We also know from our own work that estrogens, including xenoestrogens, can signal via several different pathways simultaneously although differentially and that these signals traverse their pathways at variable speeds (Bulayeva and Watson, 2004). Different phasing of pathway travel, along with feedback or feedforward regulation or crossing over to parallel paths, can result in complex contributions to dose-response changes, not obvious when examined at a single time point. An example could be the estrogenic activation of a phosphatase, which then inactivates another protein, such as a kinase; if the response being monitored is the kinase activation, then one would see an unexpected decline in the response whenever the phosphatase has been activated. We have some evidence for this effect on response curves in breast cancer cells (Zivadinovic and Watson, 2005 and Banga and Watson, unpublished data). For nuclear receptor actions, it is known that there are different dose-response sensitivities to the same level of nuclear steroid receptor for different genes in the same tissue (Catterall et al., 1985; Simons, 2008), probably also involving receptors partnering with other receptors or coregulators that are target gene specific. Ligand-induced conformations of nuclear receptors can vary due to the structure and level of the hormones bound to them, likely altering their interaction interfaces being presented to other regulatory molecules, thus initiating different responses (Pike et al., 1999). Such mechanisms are also likely to account for associations that regulate membrane-initiated signaling cascades.
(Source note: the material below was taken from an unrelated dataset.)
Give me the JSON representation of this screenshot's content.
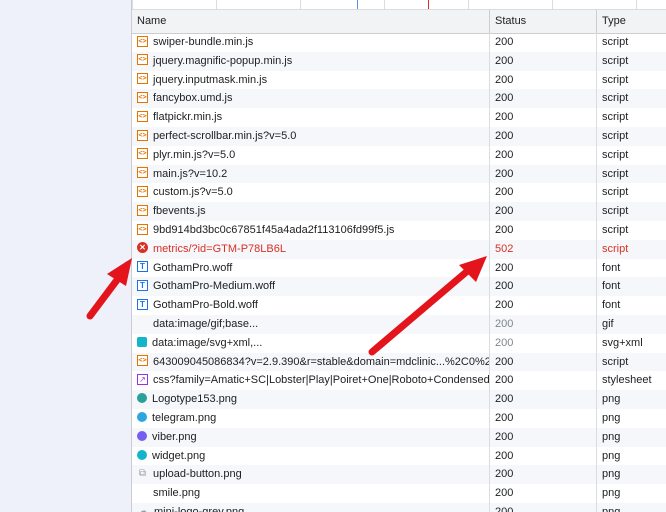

The changing circumstances to which a cell must respond are first presented by the ligands that it encounters at its surface, of which there are many that arrive simultaneously. The engagement of surface receptors by these ligands sets in motion coordinated actions, eventually leading to major cellular decision points: proliferation, differentiation, or death. Cells must integrate all these incoming signals and parallel pathways that can eventually contribute to a final common pathway, such as those involving MAP kinases (see Fig. 4). These enzymatic “signal-receiving stations” tally up many inputs from multiple signaling cascades and sum them toward establishing a level of end point of MAP kinase (ERK, JNK, and p38) activities. The final count dictates a decision about how to regulate major cellular responses that require coordination so that the whole cell “is on the same page” during major cellular responses to change. Acting via their membrane receptors, steroids can be one class of input signals to the MAP kinase signal integrator, the cellular rheostat that is dialed up or down according to which pathways feed into it. Not all estrogens elicit identical responses (in level or timing) along these pathways (Bulayeva et al., 2004). Thus, different endogenous metabolites (representing different life-stage challenges) or xenoestrogen mimetic exposures will cause a different tally and resulting cellular response. Estrogens provide a very illustrative example of these cellular strategies because of the availability of many different and medically/environmentally important estrogens that make differential use of the same pathways. This example thus gives new insights into how such signaling webs can lead to variant outcomes depending on which estrogens engage them.